Стоя в дверях класса, Саша встречал хлынувших потоком ребят.
— Емельянов, здравствуй!
— Эй, был вчера на турнире?
— Здравствуй. Конечно, как же не быть?
В коридоре, где толпились старшие ребята, речь шла о том же.
— Чугай! Придется тебе играть с семиклассницей.
— Да, — ответил Алеша, и в тоне его не прозвучало, как прежде, насмешливой нотки.
— Повесил, брат, нос, — подшучивал Вихров. — Неловко девочке сдаваться. А может случиться.
— Никогда! — запальчиво ответил Чугай.
Однако, для всех очевидно, Чугая терзали сомнения, съедала тревога.

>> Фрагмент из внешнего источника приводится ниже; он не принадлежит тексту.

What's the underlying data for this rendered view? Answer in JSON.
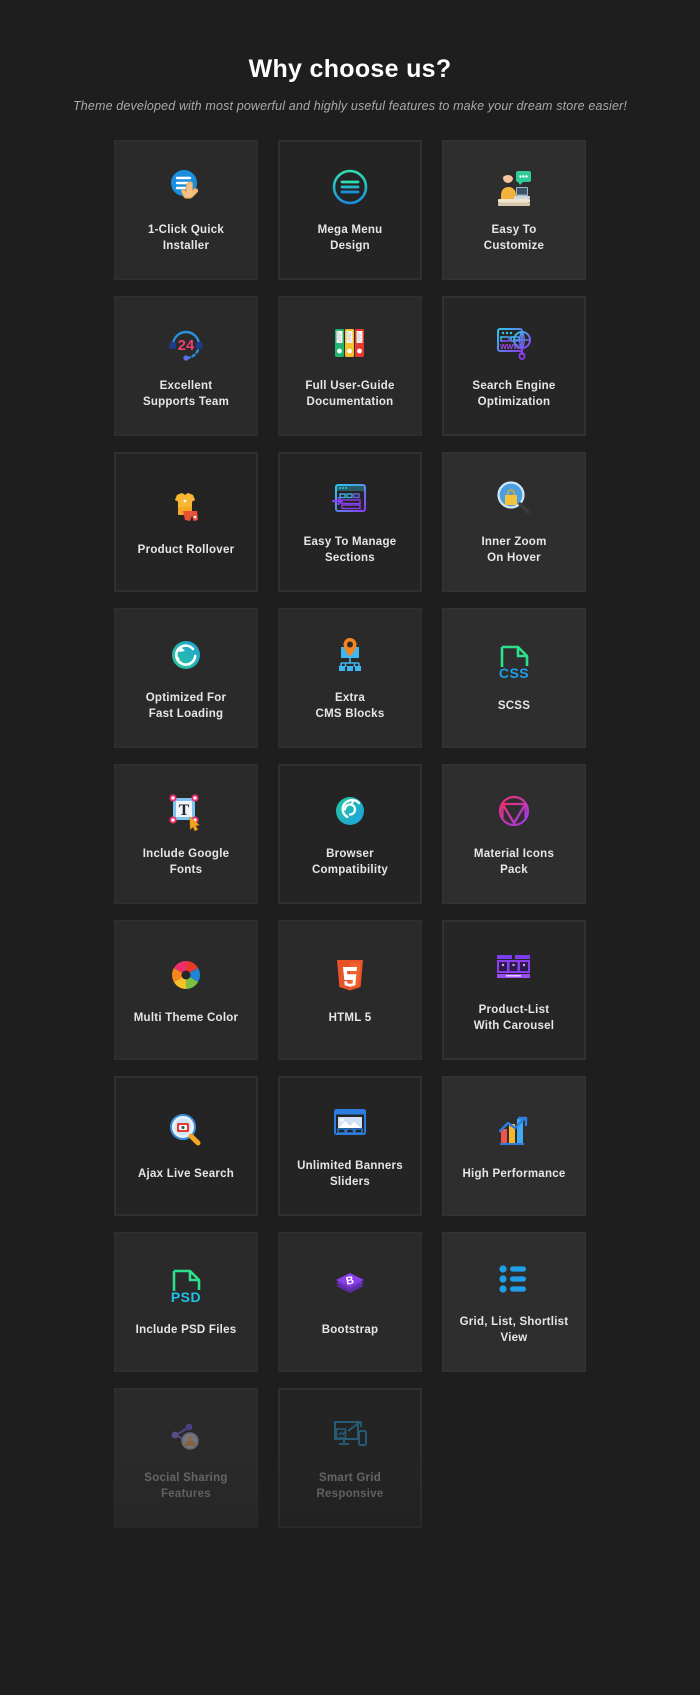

— Она талантлива, — говорил Коля Богатов. — А главное, чертовски смела! Вчера столкнулись два совершенно разных стиля. На этот раз смелость победила расчет.
— Инициатива, вот что решило.
Итак, они все еще жили вчерашним турниром.
А Саша торопил время. Физика — пятый урок. Как долго ждать! Как трудно!
Учительница зоологии Мария Петровна развесила на гвоздиках наглядные пособия, взяла в руки указку. Голос ее гудел на таких низких нотах, как будто в класс залетел толстый шмель.
— Рассмотрим органы пищеварения лягушки. Они состоят из пищевода, желудка… Строение же органов кровообращения лягушки — заметьте, это интересно — резко отличается…
Маленькая добрая Мария Петровна, на уроках которой семиклассники нередко занимались своими делами, всячески старалась внушить своим шумным ученикам интерес к жизни млекопитающих и земноводных.
Сегодня Саша оставался равнодушен и холоде не только к земноводным. В перемены ему не хотелось, как обычно, носиться с этажа на этаж, задирая встречных ребят, или с отчаянным риском прорваться во двор, или обсудить с Юркой Резниковым возможность радиопередач на Луну.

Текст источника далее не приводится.